Despite all that work, they don't usually get to drive the cars they decorate.

"Some of the drivers take credit for it and say, 'Yeah child, it took me all day to do this! And I did it all by myself.' We don't mind that they take the credit," McLaughlin said. "We know the real deal."

At the transportation center, though, everyone knows who's responsible.

"I get a lot of comments: 'Were you the one who decorated car 53? It looks great. And by the way, you got any tape? Because the garland's falling.' "

Really, though, it's not about recognition, Birton said.

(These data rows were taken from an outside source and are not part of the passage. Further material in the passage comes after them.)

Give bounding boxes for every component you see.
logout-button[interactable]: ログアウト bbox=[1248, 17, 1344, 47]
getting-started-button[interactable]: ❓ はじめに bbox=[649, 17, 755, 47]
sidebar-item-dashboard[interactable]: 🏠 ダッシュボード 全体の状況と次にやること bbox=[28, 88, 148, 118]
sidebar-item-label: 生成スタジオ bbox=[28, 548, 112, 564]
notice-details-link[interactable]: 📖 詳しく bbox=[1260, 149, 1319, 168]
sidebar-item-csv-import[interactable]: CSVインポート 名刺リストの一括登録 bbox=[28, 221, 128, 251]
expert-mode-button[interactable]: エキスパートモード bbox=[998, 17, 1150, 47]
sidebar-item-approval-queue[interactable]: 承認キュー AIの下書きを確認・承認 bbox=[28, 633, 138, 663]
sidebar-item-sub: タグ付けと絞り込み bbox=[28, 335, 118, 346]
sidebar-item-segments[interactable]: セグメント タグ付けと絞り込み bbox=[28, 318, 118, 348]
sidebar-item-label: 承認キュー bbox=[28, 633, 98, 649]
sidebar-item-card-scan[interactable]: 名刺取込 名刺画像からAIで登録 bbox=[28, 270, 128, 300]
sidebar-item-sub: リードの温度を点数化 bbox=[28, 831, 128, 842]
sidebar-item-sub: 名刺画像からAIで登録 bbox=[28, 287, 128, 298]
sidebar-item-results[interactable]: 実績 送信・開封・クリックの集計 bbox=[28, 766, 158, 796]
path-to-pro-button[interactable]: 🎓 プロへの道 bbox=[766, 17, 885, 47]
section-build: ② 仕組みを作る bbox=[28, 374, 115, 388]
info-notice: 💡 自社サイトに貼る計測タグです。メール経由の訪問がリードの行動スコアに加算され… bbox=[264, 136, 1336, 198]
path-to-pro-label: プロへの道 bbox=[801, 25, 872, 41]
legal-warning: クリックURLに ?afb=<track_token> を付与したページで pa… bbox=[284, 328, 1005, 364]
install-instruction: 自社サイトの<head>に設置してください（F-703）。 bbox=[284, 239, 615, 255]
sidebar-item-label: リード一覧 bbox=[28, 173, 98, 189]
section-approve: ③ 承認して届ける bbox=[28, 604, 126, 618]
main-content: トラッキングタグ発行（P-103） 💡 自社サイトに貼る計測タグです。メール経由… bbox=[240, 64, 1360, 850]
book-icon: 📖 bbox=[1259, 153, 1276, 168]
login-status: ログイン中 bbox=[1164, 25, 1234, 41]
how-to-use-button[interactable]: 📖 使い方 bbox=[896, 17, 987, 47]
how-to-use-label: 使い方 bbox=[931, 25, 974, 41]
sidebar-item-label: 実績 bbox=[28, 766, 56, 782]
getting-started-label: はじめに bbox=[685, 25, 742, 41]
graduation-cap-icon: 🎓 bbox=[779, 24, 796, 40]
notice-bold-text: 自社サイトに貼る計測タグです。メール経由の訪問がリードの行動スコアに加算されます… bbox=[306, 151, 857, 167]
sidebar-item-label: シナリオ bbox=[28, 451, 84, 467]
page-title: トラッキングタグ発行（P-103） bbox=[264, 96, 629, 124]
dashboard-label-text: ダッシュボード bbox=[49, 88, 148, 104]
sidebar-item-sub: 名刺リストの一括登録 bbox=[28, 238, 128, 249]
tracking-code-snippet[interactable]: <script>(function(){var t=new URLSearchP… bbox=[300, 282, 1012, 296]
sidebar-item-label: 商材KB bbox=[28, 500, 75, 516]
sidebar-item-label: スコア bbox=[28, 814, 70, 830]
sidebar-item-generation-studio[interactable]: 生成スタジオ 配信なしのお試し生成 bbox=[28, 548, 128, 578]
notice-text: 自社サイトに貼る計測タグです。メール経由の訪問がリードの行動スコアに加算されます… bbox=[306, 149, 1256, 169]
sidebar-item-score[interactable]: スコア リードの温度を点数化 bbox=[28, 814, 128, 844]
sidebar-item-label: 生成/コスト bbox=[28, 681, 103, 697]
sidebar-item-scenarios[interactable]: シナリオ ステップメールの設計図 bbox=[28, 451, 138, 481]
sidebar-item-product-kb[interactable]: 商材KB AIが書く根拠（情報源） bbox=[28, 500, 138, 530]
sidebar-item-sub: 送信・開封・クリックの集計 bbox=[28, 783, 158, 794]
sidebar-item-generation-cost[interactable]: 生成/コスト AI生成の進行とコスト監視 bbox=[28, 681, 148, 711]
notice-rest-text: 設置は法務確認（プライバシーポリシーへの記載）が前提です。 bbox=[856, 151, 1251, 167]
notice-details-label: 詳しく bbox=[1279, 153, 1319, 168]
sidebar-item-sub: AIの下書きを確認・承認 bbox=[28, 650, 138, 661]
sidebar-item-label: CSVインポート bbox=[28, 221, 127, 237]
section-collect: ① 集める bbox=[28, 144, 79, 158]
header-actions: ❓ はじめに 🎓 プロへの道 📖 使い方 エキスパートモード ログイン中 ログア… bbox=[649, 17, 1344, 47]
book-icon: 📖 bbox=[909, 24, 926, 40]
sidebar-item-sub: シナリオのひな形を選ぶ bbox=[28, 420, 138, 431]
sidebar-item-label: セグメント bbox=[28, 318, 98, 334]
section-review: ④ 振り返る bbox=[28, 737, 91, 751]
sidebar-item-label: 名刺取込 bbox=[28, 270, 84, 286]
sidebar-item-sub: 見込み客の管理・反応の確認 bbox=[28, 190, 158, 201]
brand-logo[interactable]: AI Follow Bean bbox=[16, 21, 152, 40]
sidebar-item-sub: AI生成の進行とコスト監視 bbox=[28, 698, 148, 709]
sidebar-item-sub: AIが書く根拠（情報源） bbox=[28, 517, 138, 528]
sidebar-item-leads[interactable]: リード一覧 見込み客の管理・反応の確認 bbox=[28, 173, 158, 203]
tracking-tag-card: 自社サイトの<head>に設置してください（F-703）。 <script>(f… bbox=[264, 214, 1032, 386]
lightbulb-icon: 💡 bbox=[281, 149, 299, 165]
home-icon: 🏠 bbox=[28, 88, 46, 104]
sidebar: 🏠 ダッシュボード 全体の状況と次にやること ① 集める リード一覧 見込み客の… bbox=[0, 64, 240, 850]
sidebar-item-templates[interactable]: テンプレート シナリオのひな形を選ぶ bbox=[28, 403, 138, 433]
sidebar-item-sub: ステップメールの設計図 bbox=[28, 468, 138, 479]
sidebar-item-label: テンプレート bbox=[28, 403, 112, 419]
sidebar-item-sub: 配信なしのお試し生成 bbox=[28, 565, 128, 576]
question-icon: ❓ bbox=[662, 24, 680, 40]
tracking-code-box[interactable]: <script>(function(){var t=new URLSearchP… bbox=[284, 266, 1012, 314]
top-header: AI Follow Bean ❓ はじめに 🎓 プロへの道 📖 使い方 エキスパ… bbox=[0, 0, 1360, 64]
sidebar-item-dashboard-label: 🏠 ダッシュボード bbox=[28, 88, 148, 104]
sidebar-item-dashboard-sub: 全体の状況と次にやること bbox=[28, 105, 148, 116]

"I like to do it because I know it's going to make someone happy," she said. "If someone's having a blah day, it's going to brighten up their day."

A week before Christmas Eve - with what the ad men would call seven shopping days till Christmas - a weary Hanifah Stevens, 44, broke into a smile as the Route 10 trolley approached, covered in loops of blinking twinkle lights that illuminated the dark subway tunnel.

"I wasn't in the Christmas spirit," the West Philly resident said, "and then this happened."

That holiday trolley - the handiwork of Gary Mason, a SEPTA operator who's been doing his own decorating for 20 years - was festooned with garlands, ornaments, bows, and even a miniature snow-covered village in front of the driver.

Insong Kim, 28, was one of several passengers to snap a photo of a shiny, plastic portrayal of a Santa of African descent; the piece holds a prominent place behind the driver.

Kim works as a sushi chef at Pod, so he's used to being surrounded by colorful, blinking lights - but he said he'd never seen a trolley like this.

"I was stressed out today, so it's a little relief."

SEPTA spokeswoman Heather Redfern said riders have started seeking out the decorated cars, which will be running through New Year's Day.

"We do get phone calls from people looking for the holiday trolley and when can they possibly catch it," she said. "We try to get the number of the vehicles and their schedule, but sometimes it's hit-or-miss."

Of course, the moment of surprise when passengers step off the platform and into a holiday party on wheels - that's what this tradition is all about.